バッテリーパックや電源の電圧・電流・電力をスマートフォンのブラウザからリアルタイムで確認できる小型Wi-Fi電力メーターを、エレクトロニクスエンジニアのGokul氏がHackster.ioで公開した(CC BY-NC)。
測定範囲は最大36V・30Aで、カーバッテリーやリチウムイオンパックの監視にも対応する。測定の中核を担うのはAllegro製の電流・電圧計測IC「ACS37800」だ。シャントを介した電流と入力ラインの電圧をI2Cで出力するため、マイコンとの接続はVCC・GND・SDA・SCLの4本だけで済む。マイコンにはSeeed StudioのXIAO ESP32-C6を採用し、ACS37800からのデータを読み取りながら軽量なウェブサーバーを動かしてライブダッシュボードをホストする。
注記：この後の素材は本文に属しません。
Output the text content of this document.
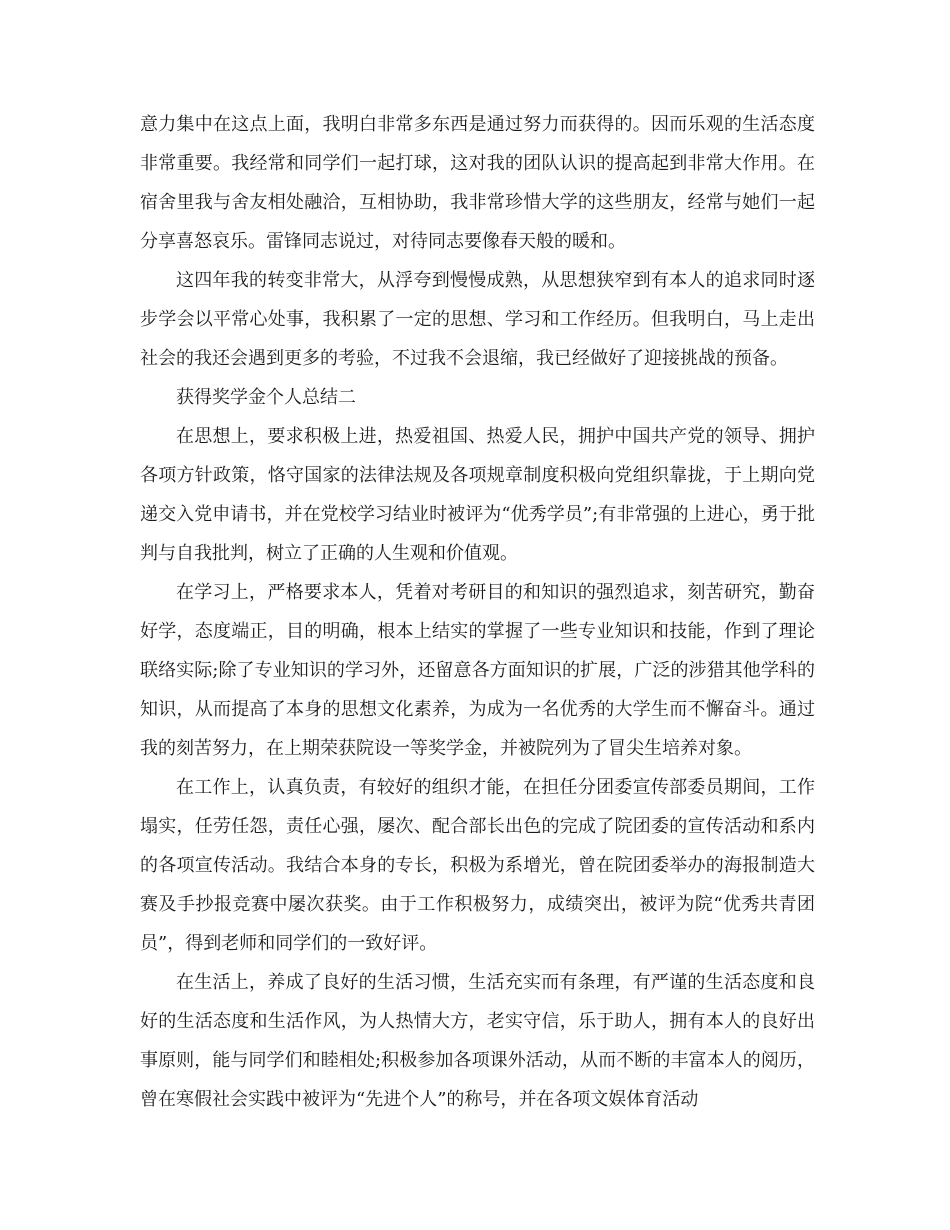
意力集中在这点上面，我明白非常多东西是通过努力而获得的。因而乐观的生活态度非常重要。我经常和同学们一起打球，这对我的团队认识的提高起到非常大作用。在宿舍里我与舍友相处融洽，互相协助，我非常珍惜大学的这些朋友，经常与她们一起分享喜怒哀乐。雷锋同志说过，对待同志要像春天般的暖和。

这四年我的转变非常大，从浮夸到慢慢成熟，从思想狭窄到有本人的追求同时逐步学会以平常心处事，我积累了一定的思想、学习和工作经历。但我明白，马上走出社会的我还会遇到更多的考验，不过我不会退缩，我已经做好了迎接挑战的预备。

获得奖学金个人总结二

在思想上，要求积极上进，热爱祖国、热爱人民，拥护中国共产党的领导、拥护各项方针政策，恪守国家的法律法规及各项规章制度积极向党组织靠拢，于上期向党递交入党申请书，并在党校学习结业时被评为“优秀学员”;有非常强的上进心，勇于批判与自我批判，树立了正确的人生观和价值观。

在学习上，严格要求本人，凭着对考研目的和知识的强烈追求，刻苦研究，勤奋好学，态度端正，目的明确，根本上结实的掌握了一些专业知识和技能，作到了理论联络实际;除了专业知识的学习外，还留意各方面知识的扩展，广泛的涉猎其他学科的知识，从而提高了本身的思想文化素养，为成为一名优秀的大学生而不懈奋斗。通过我的刻苦努力，在上期荣获院设一等奖学金，并被院列为了冒尖生培养对象。

在工作上，认真负责，有较好的组织才能，在担任分团委宣传部委员期间，工作塌实，任劳任怨，责任心强，屡次、配合部长出色的完成了院团委的宣传活动和系内的各项宣传活动。我结合本身的专长，积极为系增光，曾在院团委举办的海报制造大赛及手抄报竞赛中屡次获奖。由于工作积极努力，成绩突出，被评为院“优秀共青团员”，得到老师和同学们的一致好评。

在生活上，养成了良好的生活习惯，生活充实而有条理，有严谨的生活态度和良好的生活态度和生活作风，为人热情大方，老实守信，乐于助人，拥有本人的良好出事原则，能与同学们和睦相处;积极参加各项课外活动，从而不断的丰富本人的阅历，曾在寒假社会实践中被评为“先进个人”的称号，并在各项文娱体育活动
ダッシュボードはブラウザで機器のIPアドレスにアクセスするだけで表示され、専用アプリは不要だ。電圧・電流・電力がゲージ付きでリアルタイム表示され、80%超で黄色、95%超で赤く点滅して警告を出す仕組みも備える。起動時に無負荷状態で電流のゼロ点補正を自動実施するため、計測精度の調整も最小限で済む。
PCBはEasyEDAで設計しJLCPCBに発注。筐体はFusion 360でモデリングし、JLC3DPの透明レジンで造形することで基板が透けて見えるフロスト仕上げにした。コードとPCBファイル、筐体のSTLはHackster.ioのプロジェクトページで公開されている。